The report said that many personnel consider that reporting inappropriate behaviour is futile.
There have been "repeated suggestions" that those in the military are not reporting inappropriate behaviour because they fear the consequences of doing so, it says.
Some personnel thinking about making complaints are worried about the "impact on their career prospects" and "being perceived as a trouble-maker", according to the report, which adds: "Many simply consider that reporting inappropriate behaviour would get them nowhere."
The armed forces are also lagging behind wider society in dealing with issues associated with the #MeToo movement, and the use of language in the military "can be inappropriate and offensive, simply through a lack of understanding of how it may be perceived by a minority group".
The report, published on Monday, concludes: "Ultimately, the challenge of inappropriate behaviour will only be addressed through a determined effort across the whole force to change the culture, driven persistently from the top and at every level of leadership and line management below that."
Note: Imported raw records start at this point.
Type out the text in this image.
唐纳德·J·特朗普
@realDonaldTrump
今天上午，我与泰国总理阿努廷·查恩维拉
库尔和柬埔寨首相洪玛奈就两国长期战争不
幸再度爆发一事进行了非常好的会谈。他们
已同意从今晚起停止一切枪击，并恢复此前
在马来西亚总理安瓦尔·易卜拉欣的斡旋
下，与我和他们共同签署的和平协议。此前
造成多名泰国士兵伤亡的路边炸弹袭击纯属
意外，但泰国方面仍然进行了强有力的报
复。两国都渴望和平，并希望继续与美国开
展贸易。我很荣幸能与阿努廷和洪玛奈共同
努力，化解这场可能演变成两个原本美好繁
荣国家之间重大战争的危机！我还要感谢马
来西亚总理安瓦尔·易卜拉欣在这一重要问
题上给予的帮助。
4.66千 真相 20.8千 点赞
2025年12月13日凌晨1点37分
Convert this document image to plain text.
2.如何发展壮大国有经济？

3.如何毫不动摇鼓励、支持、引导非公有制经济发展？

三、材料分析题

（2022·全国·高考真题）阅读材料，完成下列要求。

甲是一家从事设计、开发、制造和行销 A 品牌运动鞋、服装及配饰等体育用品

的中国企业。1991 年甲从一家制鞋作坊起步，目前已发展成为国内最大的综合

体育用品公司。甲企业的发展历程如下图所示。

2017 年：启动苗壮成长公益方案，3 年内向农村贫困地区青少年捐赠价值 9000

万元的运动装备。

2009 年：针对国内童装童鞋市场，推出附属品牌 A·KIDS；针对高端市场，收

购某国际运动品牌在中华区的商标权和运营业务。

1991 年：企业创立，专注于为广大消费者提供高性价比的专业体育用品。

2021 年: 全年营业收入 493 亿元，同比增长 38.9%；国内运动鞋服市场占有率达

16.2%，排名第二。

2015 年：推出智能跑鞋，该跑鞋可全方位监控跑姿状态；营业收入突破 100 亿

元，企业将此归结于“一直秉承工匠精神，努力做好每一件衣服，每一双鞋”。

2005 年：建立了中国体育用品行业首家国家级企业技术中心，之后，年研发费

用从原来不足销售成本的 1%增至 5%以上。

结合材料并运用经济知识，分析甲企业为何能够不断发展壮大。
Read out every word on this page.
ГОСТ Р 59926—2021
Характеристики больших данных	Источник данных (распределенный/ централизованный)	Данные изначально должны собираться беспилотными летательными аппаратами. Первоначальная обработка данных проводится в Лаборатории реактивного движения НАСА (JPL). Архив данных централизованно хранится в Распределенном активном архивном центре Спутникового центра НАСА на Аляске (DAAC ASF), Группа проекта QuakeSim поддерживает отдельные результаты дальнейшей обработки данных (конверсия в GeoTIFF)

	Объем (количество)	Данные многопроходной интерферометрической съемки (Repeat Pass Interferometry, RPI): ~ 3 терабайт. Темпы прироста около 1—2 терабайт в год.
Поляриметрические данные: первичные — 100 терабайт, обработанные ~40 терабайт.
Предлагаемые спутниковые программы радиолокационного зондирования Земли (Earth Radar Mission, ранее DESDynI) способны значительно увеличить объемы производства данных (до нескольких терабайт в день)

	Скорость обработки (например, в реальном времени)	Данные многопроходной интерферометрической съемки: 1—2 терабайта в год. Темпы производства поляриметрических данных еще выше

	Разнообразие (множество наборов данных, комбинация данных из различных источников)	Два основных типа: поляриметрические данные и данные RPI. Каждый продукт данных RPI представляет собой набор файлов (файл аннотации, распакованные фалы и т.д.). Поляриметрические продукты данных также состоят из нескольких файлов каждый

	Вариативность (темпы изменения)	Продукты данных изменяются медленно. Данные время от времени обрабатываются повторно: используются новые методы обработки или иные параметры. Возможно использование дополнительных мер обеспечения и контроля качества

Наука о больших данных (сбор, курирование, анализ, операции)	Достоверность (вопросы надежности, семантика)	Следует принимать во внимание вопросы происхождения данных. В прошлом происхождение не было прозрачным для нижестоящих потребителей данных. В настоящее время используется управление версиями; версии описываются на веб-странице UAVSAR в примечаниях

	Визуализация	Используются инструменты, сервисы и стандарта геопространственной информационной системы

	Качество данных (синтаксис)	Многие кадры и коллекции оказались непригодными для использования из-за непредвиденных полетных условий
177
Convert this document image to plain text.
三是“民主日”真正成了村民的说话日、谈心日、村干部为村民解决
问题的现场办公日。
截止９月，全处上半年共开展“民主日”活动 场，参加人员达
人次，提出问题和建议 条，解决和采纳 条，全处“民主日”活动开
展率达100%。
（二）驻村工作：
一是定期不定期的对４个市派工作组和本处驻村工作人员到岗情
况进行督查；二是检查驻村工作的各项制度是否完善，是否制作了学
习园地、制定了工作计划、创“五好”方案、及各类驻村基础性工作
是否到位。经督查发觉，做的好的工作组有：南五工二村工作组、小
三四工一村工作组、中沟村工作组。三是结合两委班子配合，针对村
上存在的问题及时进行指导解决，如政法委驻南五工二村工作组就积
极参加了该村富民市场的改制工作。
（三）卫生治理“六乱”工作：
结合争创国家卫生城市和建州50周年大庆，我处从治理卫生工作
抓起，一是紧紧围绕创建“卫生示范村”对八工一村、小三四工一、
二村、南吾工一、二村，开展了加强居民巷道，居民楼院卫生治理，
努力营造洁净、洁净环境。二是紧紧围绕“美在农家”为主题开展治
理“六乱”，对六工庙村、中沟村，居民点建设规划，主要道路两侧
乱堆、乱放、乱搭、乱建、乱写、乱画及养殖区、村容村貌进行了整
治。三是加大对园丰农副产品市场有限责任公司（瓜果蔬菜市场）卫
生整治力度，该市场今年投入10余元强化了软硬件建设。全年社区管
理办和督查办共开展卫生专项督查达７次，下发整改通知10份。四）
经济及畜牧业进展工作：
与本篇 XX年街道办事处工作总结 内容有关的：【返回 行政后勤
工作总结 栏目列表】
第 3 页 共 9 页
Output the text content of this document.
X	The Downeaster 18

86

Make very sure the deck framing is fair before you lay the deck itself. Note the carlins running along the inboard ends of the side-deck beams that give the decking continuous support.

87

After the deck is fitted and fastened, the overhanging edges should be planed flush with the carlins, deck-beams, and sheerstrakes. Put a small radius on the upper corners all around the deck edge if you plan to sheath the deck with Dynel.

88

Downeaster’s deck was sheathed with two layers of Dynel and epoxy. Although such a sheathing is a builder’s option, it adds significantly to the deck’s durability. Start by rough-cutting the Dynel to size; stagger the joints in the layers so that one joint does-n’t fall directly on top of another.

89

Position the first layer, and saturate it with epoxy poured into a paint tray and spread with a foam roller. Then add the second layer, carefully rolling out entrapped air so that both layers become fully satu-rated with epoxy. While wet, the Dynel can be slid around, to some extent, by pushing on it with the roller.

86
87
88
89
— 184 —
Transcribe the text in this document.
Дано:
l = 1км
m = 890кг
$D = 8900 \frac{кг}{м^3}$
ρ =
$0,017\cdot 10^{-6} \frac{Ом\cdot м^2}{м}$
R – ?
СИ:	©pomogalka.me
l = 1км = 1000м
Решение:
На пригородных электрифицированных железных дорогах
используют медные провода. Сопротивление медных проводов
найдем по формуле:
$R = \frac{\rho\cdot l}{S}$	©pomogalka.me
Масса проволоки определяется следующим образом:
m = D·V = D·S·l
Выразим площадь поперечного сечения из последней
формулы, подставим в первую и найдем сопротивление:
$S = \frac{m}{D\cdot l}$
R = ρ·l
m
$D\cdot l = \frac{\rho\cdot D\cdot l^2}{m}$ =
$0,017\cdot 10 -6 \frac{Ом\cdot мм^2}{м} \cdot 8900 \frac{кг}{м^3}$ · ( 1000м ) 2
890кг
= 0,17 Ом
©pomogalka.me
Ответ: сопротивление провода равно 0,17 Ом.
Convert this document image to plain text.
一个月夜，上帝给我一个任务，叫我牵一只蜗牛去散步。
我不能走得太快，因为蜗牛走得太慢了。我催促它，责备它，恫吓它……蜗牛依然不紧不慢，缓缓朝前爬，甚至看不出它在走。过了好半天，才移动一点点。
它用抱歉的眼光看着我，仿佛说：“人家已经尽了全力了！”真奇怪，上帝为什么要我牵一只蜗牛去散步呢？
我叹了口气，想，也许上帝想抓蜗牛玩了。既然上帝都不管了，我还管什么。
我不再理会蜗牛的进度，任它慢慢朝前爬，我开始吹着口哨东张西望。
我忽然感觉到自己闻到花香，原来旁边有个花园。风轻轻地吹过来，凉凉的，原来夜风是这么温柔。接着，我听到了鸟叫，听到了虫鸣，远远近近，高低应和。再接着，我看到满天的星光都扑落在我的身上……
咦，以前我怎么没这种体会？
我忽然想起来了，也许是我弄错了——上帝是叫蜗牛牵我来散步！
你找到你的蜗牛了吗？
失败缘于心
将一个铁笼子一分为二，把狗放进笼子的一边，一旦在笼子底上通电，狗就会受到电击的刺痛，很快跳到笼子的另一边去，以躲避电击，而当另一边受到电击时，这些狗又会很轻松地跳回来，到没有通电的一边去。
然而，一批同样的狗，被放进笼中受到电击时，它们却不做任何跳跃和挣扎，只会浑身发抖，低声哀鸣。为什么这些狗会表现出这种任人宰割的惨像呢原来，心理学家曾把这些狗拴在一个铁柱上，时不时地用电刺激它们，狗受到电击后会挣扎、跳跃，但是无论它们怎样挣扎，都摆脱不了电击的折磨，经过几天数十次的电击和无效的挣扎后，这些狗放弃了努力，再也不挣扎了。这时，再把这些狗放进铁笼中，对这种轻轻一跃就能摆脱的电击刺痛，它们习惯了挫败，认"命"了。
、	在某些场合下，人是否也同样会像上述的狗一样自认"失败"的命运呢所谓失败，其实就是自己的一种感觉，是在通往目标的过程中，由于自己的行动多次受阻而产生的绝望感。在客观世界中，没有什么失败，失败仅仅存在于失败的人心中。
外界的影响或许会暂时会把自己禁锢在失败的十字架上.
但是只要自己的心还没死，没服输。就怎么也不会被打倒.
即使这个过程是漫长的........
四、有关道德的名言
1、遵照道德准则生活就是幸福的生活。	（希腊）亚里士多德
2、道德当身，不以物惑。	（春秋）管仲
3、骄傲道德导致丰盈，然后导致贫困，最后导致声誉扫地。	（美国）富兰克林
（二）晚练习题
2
The Ministry of Defence has announced that the newly created Defence Authority will have a role in investigating allegations such as sexual harassment, bullying and discrimination and give personnel greater opportunities to make complaints anonymously.
Other measures include new compulsory diversity and inclusion training, and a harassment survey will also be introduced in 2021 as part of a "shift in culture", according to the department.
A Ministry of Defence statement said: "While the great majority of service men and women go above and beyond what their duty demands of them, there is an unacceptable level of inappropriate behaviour in some areas."
Inappropriate behaviour "has no place in society, let alone in our armed forces", said defence secretary Penny Mordaunt.
She added: "This report sends a clear message and I am committed to ensuring its recommendations are delivered in full.
"In addition to the report, I want to ensure non-commissioned officers are able to address poor behaviour when they see it. They are the moral compass of the armed forces."